# stolen passport with visa



## DutchGirl (Oct 1, 2012)

I had my passport stolen which had my work visa in. My computer crashed and I no longer have a copy of said visa. I tried contacting HA in PE (where I got the visa from), but they say they can't find me on the system. 
I received a new passport from the Dutch embassy in Pretoria. I am moving back to Europe in the next few weeks, but fear I might have problems trying to go through customs.
Has anybody had this kind of problem before? I don't want to book a plane ticket, but have already quit my job and are without an income so in a bit of a catch 22 at the moment.


----------



## Jem62 (Jul 25, 2012)

Get your family or friends to send you a copy of your Dutch birth certificate, if you don't have it with you, go to the nearest Dutch embassy who will provide with emergency travel documentation, that is if they are convinced you are in fact a Dutch citizen, any verifying paperwork would be a good thing including your passport number if you know what it is.


----------



## DutchGirl (Oct 1, 2012)

I have already gotten a new passport, the Dutch embassy was very helpful.
My worry is when leaving SA because my new passport has no valid visa in it.

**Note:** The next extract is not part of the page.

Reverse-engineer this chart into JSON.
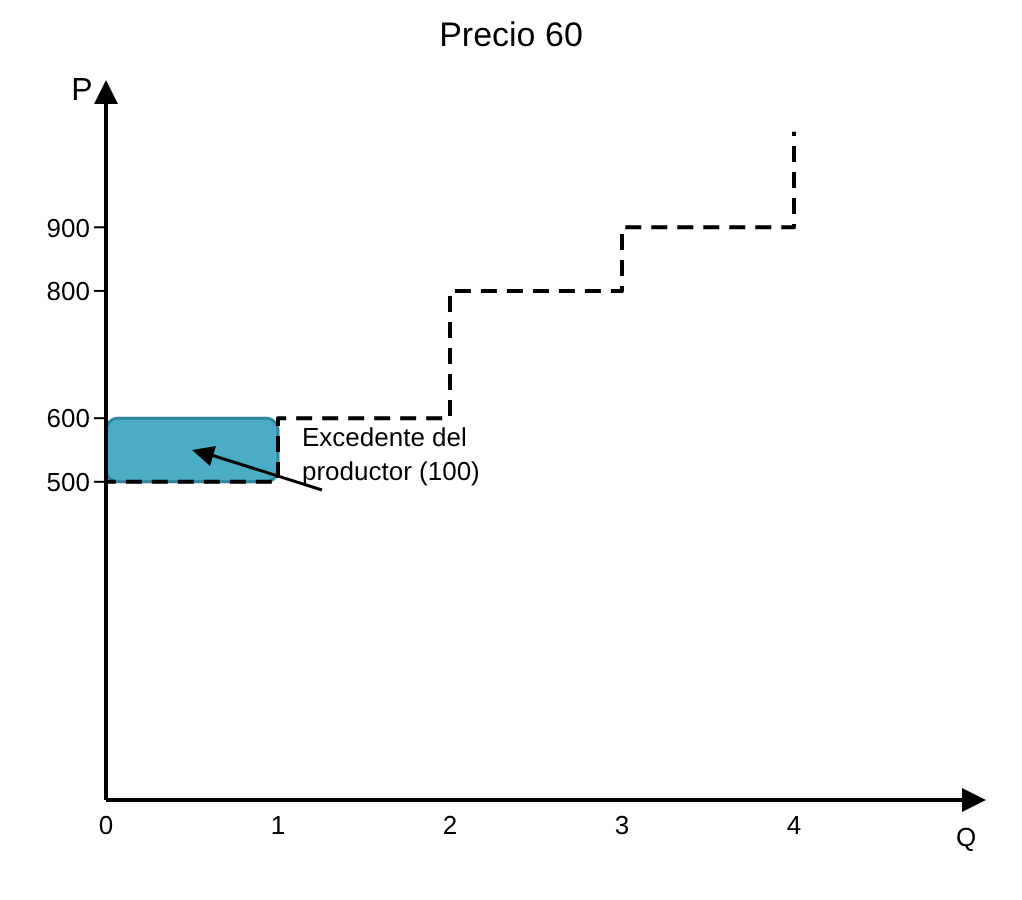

I have heard horror stories of people getting arrested when trying to leave.


----------



## 2fargone (Jun 14, 2011)

DutchGirl said:


> I have already gotten a new passport, the Dutch embassy was very helpful.
> My worry is when leaving SA because my new passport has no valid visa in it. I have heard horror stories of people getting arrested when trying to leave.


I don't think this would be a problem, but here is what I would do.

1. Do you have a police copy saying your passport was stolen?
2. Where was your visa issued? Can you get any official letter from them saying you had a valid visa but it was stolen?


----------



## DutchGirl (Oct 1, 2012)

1. I still have the original affidavit from when I reported my passport stolen.

2. My original visa was issued in Port Elizabeth and I have since moved to Joburg. I spent three frustrating days on the phone with HA in PE, but they say they can't find me on the system and have no record of me or my visa.


----------



## 2fargone (Jun 14, 2011)

DutchGirl said:


> 1. I still have the original affidavit from when I reported my passport stolen.
> 
> 2. My original visa was issued in Port Elizabeth and I have since moved to Joburg. I spent three frustrating days on the phone with HA in PE, but they say they can't find me on the system and have no record of me or my visa.


I don't think it will be a problem. Since you are leaving South Africa, and you have a valid passport. I don't know what else you can do. When they scan your passport at the airport they might have record of your visa. (Even though HA doesn't)


----------